In the year 691, on the 5th of the Ides of November, Cicero, in his Second Oration against Catiline, 10, asks how the effeminate companions of Catiline will support the frosts of the Appenine, especially in these nights already long (his præsertim jam noctibus).[932] We are, in fact, on the 15th of October, 63 B.C. Later, in his Oration for Sextius, speaking of the defeat of Catiline at the beginning of January, 692 (the middle of December, 63 B.C.), Cicero asserts that the result is due to Sextius, without whose activity the winter would have been allowed to intervene (datus illo in bello esset hiemi locus).

In the year 696 of Rome (58 B.C.), the Helvetii appoint their rendezvous at Geneva for a day fixed: “is dies erat a.d.v. Kal-Aprilis.” (Cæsar, De Bello Gallico, I. 6.) This date corresponds with the Julian 24th of March, the day on which the spring equinox fell. The Helvetii had taken this natural period; Cæsar has referred it to the Roman calendar.[933]

In the year 700 of Rome (54 B.C.), Cæsar, after his second campaign in Britain, re-embarks his troops “quod æquinoctium suberat.” (De Bello Gallico, V. 23.) He informs Cicero of it on the 6th of the Calends of October, the Julian 21st of September. (Cicero, Epist. ad Atticum, IV. 17.) The equinox fell on the 26th of September.[934]

In the year 702, on the 13th of the Calends of February (that is, on the 30th of December, 53 B.C.), Clodius is slain by Milo. (Cicero, Orat. pro Milone, 10.) Pompey is created consul for the third time on the 5th of the Calends of March, in the intercalary month. (Asconius.)

In the year 703, Cicero writes to Atticus (V. 13): “I have arrived at Ephesus on the 11th of the Calends of Sextilis (12th of July, 51 B.C.), 560 days after the battle of Bovillæ;” an exact computation, if we count the day of the murder of Clodius, and reckon 23 days for the intercalation of 702.[935]

In the year 704 the intercalation is omitted. Cæsar’s partisans demanded it in vain. (Dio Cassius, XL. 61, 62.)
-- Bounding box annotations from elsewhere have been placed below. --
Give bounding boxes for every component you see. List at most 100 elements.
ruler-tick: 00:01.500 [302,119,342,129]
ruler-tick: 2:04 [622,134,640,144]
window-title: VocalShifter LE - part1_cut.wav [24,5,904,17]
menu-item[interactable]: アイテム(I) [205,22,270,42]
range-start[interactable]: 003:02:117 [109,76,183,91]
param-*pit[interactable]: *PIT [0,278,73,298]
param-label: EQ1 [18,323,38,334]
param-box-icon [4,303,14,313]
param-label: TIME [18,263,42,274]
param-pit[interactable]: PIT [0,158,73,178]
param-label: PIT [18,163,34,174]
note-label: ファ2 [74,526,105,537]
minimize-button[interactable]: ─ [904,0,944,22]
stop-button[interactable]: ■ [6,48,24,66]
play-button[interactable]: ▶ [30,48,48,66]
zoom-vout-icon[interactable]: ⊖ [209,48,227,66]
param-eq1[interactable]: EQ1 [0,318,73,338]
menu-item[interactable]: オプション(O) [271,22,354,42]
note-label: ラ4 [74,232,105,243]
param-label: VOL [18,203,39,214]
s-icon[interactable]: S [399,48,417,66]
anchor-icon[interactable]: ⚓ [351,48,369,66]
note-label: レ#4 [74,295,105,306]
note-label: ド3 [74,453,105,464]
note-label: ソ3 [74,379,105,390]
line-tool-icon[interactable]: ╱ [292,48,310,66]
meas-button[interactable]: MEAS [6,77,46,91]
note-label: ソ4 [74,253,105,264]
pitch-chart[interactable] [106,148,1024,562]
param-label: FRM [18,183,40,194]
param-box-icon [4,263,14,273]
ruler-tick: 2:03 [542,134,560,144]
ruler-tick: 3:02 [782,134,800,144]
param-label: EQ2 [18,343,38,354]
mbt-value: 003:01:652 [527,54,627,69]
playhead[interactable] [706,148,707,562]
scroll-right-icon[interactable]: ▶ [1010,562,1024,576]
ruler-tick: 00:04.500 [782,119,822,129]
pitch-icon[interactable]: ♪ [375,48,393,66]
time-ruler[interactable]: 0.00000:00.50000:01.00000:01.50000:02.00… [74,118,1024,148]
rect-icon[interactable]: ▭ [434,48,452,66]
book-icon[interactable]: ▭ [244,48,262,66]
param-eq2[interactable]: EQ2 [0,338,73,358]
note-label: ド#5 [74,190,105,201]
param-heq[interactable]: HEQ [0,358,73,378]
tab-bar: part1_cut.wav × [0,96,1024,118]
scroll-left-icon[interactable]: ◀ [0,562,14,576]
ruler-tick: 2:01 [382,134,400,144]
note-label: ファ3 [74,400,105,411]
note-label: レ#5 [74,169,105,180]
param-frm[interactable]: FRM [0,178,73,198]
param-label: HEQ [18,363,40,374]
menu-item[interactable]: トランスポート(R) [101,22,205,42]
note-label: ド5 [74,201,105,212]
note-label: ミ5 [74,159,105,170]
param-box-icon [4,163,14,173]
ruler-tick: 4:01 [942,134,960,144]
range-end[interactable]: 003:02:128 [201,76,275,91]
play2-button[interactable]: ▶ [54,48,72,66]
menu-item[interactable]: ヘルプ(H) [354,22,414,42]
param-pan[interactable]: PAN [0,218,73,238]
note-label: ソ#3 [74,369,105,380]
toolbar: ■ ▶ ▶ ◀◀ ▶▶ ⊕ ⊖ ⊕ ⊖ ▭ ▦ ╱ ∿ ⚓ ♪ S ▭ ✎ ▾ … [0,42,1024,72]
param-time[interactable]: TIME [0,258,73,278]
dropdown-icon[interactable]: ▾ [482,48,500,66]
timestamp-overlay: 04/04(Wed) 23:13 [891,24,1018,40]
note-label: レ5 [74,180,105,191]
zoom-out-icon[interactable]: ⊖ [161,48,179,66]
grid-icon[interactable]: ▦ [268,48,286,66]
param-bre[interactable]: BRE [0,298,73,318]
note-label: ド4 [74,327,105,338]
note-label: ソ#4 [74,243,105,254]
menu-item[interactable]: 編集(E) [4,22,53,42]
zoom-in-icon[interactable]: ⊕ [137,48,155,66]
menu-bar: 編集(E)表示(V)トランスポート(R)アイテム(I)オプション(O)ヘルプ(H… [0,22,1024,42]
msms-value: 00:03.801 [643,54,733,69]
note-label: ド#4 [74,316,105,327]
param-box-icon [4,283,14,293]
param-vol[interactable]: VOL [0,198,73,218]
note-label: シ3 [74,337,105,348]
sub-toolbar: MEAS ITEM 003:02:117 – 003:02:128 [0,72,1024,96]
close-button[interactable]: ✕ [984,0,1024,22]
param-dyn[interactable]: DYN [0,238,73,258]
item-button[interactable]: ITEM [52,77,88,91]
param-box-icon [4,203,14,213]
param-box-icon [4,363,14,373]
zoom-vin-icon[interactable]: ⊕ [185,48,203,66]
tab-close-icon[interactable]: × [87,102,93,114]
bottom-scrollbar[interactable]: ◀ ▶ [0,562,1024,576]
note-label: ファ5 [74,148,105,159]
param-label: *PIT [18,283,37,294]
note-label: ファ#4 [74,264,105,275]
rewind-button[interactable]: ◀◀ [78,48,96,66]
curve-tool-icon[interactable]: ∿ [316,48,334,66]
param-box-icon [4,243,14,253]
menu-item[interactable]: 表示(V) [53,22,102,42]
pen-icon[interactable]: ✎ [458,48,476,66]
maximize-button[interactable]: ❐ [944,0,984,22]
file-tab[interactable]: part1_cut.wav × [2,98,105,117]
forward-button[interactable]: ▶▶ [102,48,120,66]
In 705, Cicero, who hesitates in joining Pompey, writes to Atticus: “a.d. xvii Kal. Junii: Nunc quidem æquinoctium nos moratur, quod valde perturbatum erat.” It was the 16th of April; the equinox was passed 21 days before, and the atmospheric disturbances might still last. Or was it anything else than an excuse on the part of Cicero?

Cæsar embarks at Brundusium on the eve of the Nones of January, 706. (De Bello Civili, III. 6.) It is the 28th of November, 49 B.C. “Gravis autumnus in Apulio circumque Brundusium ... omnem exercitum valetudine tentaverat.” (De Bello Civili, III. 2, 6.)—“Bibulus gravissima hieme in navibus excubabat.” (De Bello Civili, III. 8.)—“Jamque hiems appropinquabat.” (De Bello Civili, III. 9.)

After his arrival at Rome towards the end of the year 707, Cæsar started again for the African war. It was only on his return towards the middle of the year 708, that he could devote himself to the re-organisation of the Republic and the reform of the calendar. According to Dio Cassius (XLIII. 26), “as the days of the year did not concord well together, Cæsar introduced the present manner of reckoning, by intercalating 67 days necessary to restore the concordance. Some authors have pretended that he intercalated more; but this is the truth.”[936]

What concordance was it that required to be established thus? The 67 days necessary were exactly what required to be added that, in the secular year of Rome 700, the Julian month of March should coincide with the ancient Roman month of March. The month of March of the year 700 of Rome is the true starting-point of the Julian style.